Unfortunately, I was successful, and suddenly I was faced with this problem of having to tell Pa that I didn’t want the job. The easy way out, I figured, was to tell him that I hadn’t made it at the interview. How very convenient indeed, but how naive of me.
The whole plan backfired. Unknown to me, the Police Academy contacted Pa a few weeks after the interview to enquire why I hadn’t reported to them.
Next, I got a call from an annoyed Pa. Known for his short fuse, I guess I was spared a proper shellacking only because he somehow realised it wasn’t his call to force me into a career that I didn’t like. This, I read in a subsequent letter when he remarked at the end in conciliatory tone, “I don’t wish to force upon you, anything that you don’t like. Do what you feel is right.”
Sober as this stance was, I guess it didn’t take away the hurt he felt after the betrayal by someone whom he loved and trusted.
This shameful event devastated me completely, for I realised that my dishonesty and deceit had hurt the one person who mattered a lot to me. I would have gladly endured a proper dressing down because his silence made it hard for me to bear. The only thing to do was to lie low and let things cool.
They say every cloud has a silver lining. The whole episode turned out to be a blessing in many ways. For one, I learned an important lesson... When children lie to their parents, it hurts them. I’m not referring to casual or white lies, but those serious ones. I resolved that I would never ever repeat that.

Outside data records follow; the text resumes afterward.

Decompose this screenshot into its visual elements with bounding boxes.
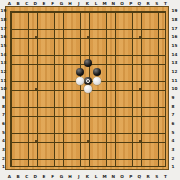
white-stone-L11 (93, 77, 101, 85)
column-label-T: T (164, 174, 167, 179)
column-label-P: P (129, 1, 132, 6)
row-label-10: 10 (172, 86, 177, 91)
column-label-E: E (43, 1, 46, 6)
row-label-19: 19 (172, 8, 177, 13)
row-label-4: 4 (172, 138, 177, 143)
column-label-M: M (103, 174, 107, 179)
row-label-8: 8 (172, 103, 177, 108)
go-board-screenshot: ABCDEFGHJKLMNOPQRST ABCDEFGHJKLMNOPQRST … (0, 0, 180, 180)
column-label-Q: Q (138, 1, 142, 6)
column-label-A: A (8, 174, 11, 179)
row-label-15: 15 (1, 43, 6, 48)
column-label-P: P (129, 174, 132, 179)
row-label-16: 16 (172, 34, 177, 39)
column-label-N: N (112, 174, 116, 179)
column-label-T: T (164, 1, 167, 6)
row-label-8: 8 (1, 103, 6, 108)
row-label-15: 15 (172, 43, 177, 48)
row-label-7: 7 (172, 112, 177, 117)
row-label-18: 18 (172, 17, 177, 22)
row-label-10: 10 (1, 86, 6, 91)
row-label-9: 9 (1, 95, 6, 100)
column-label-F: F (51, 174, 54, 179)
row-label-2: 2 (1, 155, 6, 160)
row-label-6: 6 (1, 121, 6, 126)
column-label-G: G (60, 174, 63, 179)
column-label-Q: Q (138, 174, 142, 179)
row-label-12: 12 (172, 69, 177, 74)
black-stone-K11 (84, 77, 92, 85)
column-label-B: B (16, 174, 19, 179)
row-label-11: 11 (172, 77, 177, 82)
row-label-1: 1 (172, 164, 177, 169)
row-label-1: 1 (1, 164, 6, 169)
column-label-C: C (25, 1, 28, 6)
column-label-S: S (155, 174, 158, 179)
row-label-9: 9 (172, 95, 177, 100)
column-label-F: F (51, 1, 54, 6)
row-label-3: 3 (1, 147, 6, 152)
row-label-16: 16 (1, 34, 6, 39)
column-label-L: L (95, 1, 98, 6)
column-label-L: L (95, 174, 98, 179)
column-label-J: J (78, 174, 80, 179)
black-stone-J12 (76, 68, 84, 76)
column-label-D: D (34, 1, 37, 6)
column-label-C: C (25, 174, 28, 179)
last-move-marker (86, 79, 90, 83)
column-label-N: N (112, 1, 116, 6)
row-label-6: 6 (172, 121, 177, 126)
column-label-B: B (16, 1, 19, 6)
column-label-A: A (8, 1, 11, 6)
column-label-G: G (60, 1, 63, 6)
row-label-12: 12 (1, 69, 6, 74)
row-label-2: 2 (172, 155, 177, 160)
column-label-D: D (34, 174, 37, 179)
column-label-E: E (43, 174, 46, 179)
row-label-5: 5 (172, 129, 177, 134)
row-label-11: 11 (1, 77, 6, 82)
column-label-O: O (120, 174, 124, 179)
column-label-S: S (155, 1, 158, 6)
row-label-4: 4 (1, 138, 6, 143)
go-board[interactable] (5, 6, 169, 170)
row-label-7: 7 (1, 112, 6, 117)
column-label-H: H (68, 1, 72, 6)
column-label-K: K (86, 1, 89, 6)
column-label-M: M (103, 1, 107, 6)
column-label-R: R (146, 174, 149, 179)
row-label-5: 5 (1, 129, 6, 134)
column-label-H: H (68, 174, 72, 179)
black-stone-L12 (93, 68, 101, 76)
column-label-R: R (146, 1, 149, 6)
row-label-17: 17 (172, 25, 177, 30)
column-label-K: K (86, 174, 89, 179)
row-label-13: 13 (172, 60, 177, 65)
row-label-14: 14 (1, 51, 6, 56)
row-label-19: 19 (1, 8, 6, 13)
row-label-18: 18 (1, 17, 6, 22)
row-label-17: 17 (1, 25, 6, 30)
row-label-14: 14 (172, 51, 177, 56)
column-label-J: J (78, 1, 80, 6)
row-label-3: 3 (172, 147, 177, 152)
white-stone-J11 (76, 77, 84, 85)
column-label-O: O (120, 1, 124, 6)
row-label-13: 13 (1, 60, 6, 65)
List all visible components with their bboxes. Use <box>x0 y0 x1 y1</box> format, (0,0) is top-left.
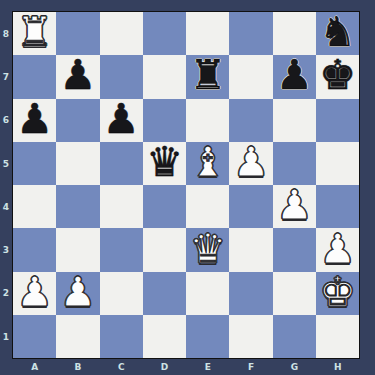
square-h1[interactable] <box>316 315 359 358</box>
square-d1[interactable] <box>143 315 186 358</box>
square-g3[interactable] <box>273 228 316 271</box>
board-frame: ♜♞♟♜♟♚♟♟♛♝♟♟♛♟♟♟♚ <box>12 11 360 359</box>
square-g5[interactable] <box>273 142 316 185</box>
square-f1[interactable] <box>229 315 272 358</box>
white-bishop-piece[interactable]: ♝ <box>189 141 226 184</box>
square-a6[interactable]: ♟ <box>13 99 56 142</box>
square-g2[interactable] <box>273 272 316 315</box>
square-f8[interactable] <box>229 12 272 55</box>
file-label-f: F <box>230 360 273 374</box>
black-rook-piece[interactable]: ♜ <box>189 54 226 97</box>
square-d4[interactable] <box>143 185 186 228</box>
square-e1[interactable] <box>186 315 229 358</box>
square-h8[interactable]: ♞ <box>316 12 359 55</box>
square-b3[interactable] <box>56 228 99 271</box>
file-label-c: C <box>100 360 143 374</box>
rank-label-3: 3 <box>0 229 12 272</box>
square-h6[interactable] <box>316 99 359 142</box>
square-e6[interactable] <box>186 99 229 142</box>
square-e8[interactable] <box>186 12 229 55</box>
square-c3[interactable] <box>100 228 143 271</box>
white-pawn-piece[interactable]: ♟ <box>233 141 270 184</box>
black-queen-piece[interactable]: ♛ <box>146 141 183 184</box>
square-a2[interactable]: ♟ <box>13 272 56 315</box>
square-d5[interactable]: ♛ <box>143 142 186 185</box>
black-pawn-piece[interactable]: ♟ <box>276 54 313 97</box>
square-c8[interactable] <box>100 12 143 55</box>
rank-label-1: 1 <box>0 315 12 358</box>
square-b8[interactable] <box>56 12 99 55</box>
square-h7[interactable]: ♚ <box>316 55 359 98</box>
rank-label-2: 2 <box>0 272 12 315</box>
square-b4[interactable] <box>56 185 99 228</box>
black-king-piece[interactable]: ♚ <box>319 54 356 97</box>
white-pawn-piece[interactable]: ♟ <box>276 184 313 227</box>
square-f7[interactable] <box>229 55 272 98</box>
square-d2[interactable] <box>143 272 186 315</box>
square-g4[interactable]: ♟ <box>273 185 316 228</box>
file-label-g: G <box>273 360 316 374</box>
black-pawn-piece[interactable]: ♟ <box>16 98 53 141</box>
file-label-h: H <box>316 360 359 374</box>
rank-label-8: 8 <box>0 12 12 55</box>
square-d3[interactable] <box>143 228 186 271</box>
square-b6[interactable] <box>56 99 99 142</box>
square-g1[interactable] <box>273 315 316 358</box>
chess-board: ♜♞♟♜♟♚♟♟♛♝♟♟♛♟♟♟♚ <box>13 12 359 358</box>
black-pawn-piece[interactable]: ♟ <box>103 98 140 141</box>
square-a8[interactable]: ♜ <box>13 12 56 55</box>
file-label-b: B <box>56 360 99 374</box>
square-b5[interactable] <box>56 142 99 185</box>
square-b7[interactable]: ♟ <box>56 55 99 98</box>
square-b2[interactable]: ♟ <box>56 272 99 315</box>
square-e3[interactable]: ♛ <box>186 228 229 271</box>
square-g8[interactable] <box>273 12 316 55</box>
square-a7[interactable] <box>13 55 56 98</box>
rank-label-5: 5 <box>0 142 12 185</box>
square-h4[interactable] <box>316 185 359 228</box>
square-f2[interactable] <box>229 272 272 315</box>
black-knight-piece[interactable]: ♞ <box>319 11 356 54</box>
square-d8[interactable] <box>143 12 186 55</box>
square-a5[interactable] <box>13 142 56 185</box>
square-a4[interactable] <box>13 185 56 228</box>
file-label-d: D <box>143 360 186 374</box>
rank-label-6: 6 <box>0 99 12 142</box>
square-e4[interactable] <box>186 185 229 228</box>
square-f5[interactable]: ♟ <box>229 142 272 185</box>
square-c7[interactable] <box>100 55 143 98</box>
white-queen-piece[interactable]: ♛ <box>189 228 226 271</box>
square-c2[interactable] <box>100 272 143 315</box>
square-f6[interactable] <box>229 99 272 142</box>
rank-label-4: 4 <box>0 185 12 228</box>
square-a3[interactable] <box>13 228 56 271</box>
square-h3[interactable]: ♟ <box>316 228 359 271</box>
white-rook-piece[interactable]: ♜ <box>16 11 53 54</box>
black-pawn-piece[interactable]: ♟ <box>60 54 97 97</box>
white-king-piece[interactable]: ♚ <box>319 271 356 314</box>
square-g7[interactable]: ♟ <box>273 55 316 98</box>
square-f3[interactable] <box>229 228 272 271</box>
square-c4[interactable] <box>100 185 143 228</box>
square-h5[interactable] <box>316 142 359 185</box>
square-e5[interactable]: ♝ <box>186 142 229 185</box>
square-e2[interactable] <box>186 272 229 315</box>
white-pawn-piece[interactable]: ♟ <box>16 271 53 314</box>
square-c5[interactable] <box>100 142 143 185</box>
file-label-e: E <box>186 360 229 374</box>
square-d6[interactable] <box>143 99 186 142</box>
square-d7[interactable] <box>143 55 186 98</box>
file-label-a: A <box>13 360 56 374</box>
chess-diagram: { "game": "chess", "position": { "fen_pi… <box>0 0 375 375</box>
rank-label-7: 7 <box>0 55 12 98</box>
white-pawn-piece[interactable]: ♟ <box>60 271 97 314</box>
square-c1[interactable] <box>100 315 143 358</box>
square-a1[interactable] <box>13 315 56 358</box>
square-g6[interactable] <box>273 99 316 142</box>
square-h2[interactable]: ♚ <box>316 272 359 315</box>
square-b1[interactable] <box>56 315 99 358</box>
square-f4[interactable] <box>229 185 272 228</box>
white-pawn-piece[interactable]: ♟ <box>319 228 356 271</box>
square-e7[interactable]: ♜ <box>186 55 229 98</box>
square-c6[interactable]: ♟ <box>100 99 143 142</box>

For another, I witnessed a positive change in Pa. He was initially hurt, no doubt, but as if he felt a sense of remorse and also of relief for not having made a wrong move that would have affected me for life, he slowly proceeded to make amends.
Our relationship got onto a firmer footing. For a man of a few words, and I would even venture to describe him as laconic, he became more uninhibited in his letters. I was able to reach the inner recesses of his heart. We corresponded more frequently and became more at ease with each other. Our relationship grew warmer by the day until he passed away a few years later.
For someone from a generation where feelings of affection were often withheld or suppressed, it was quite unusual of him to express his affection openly by signing off his letters, a few of which I still keep, with an endearing “Love, Pa”.
I love you too, Pa. Happy Father’s Day.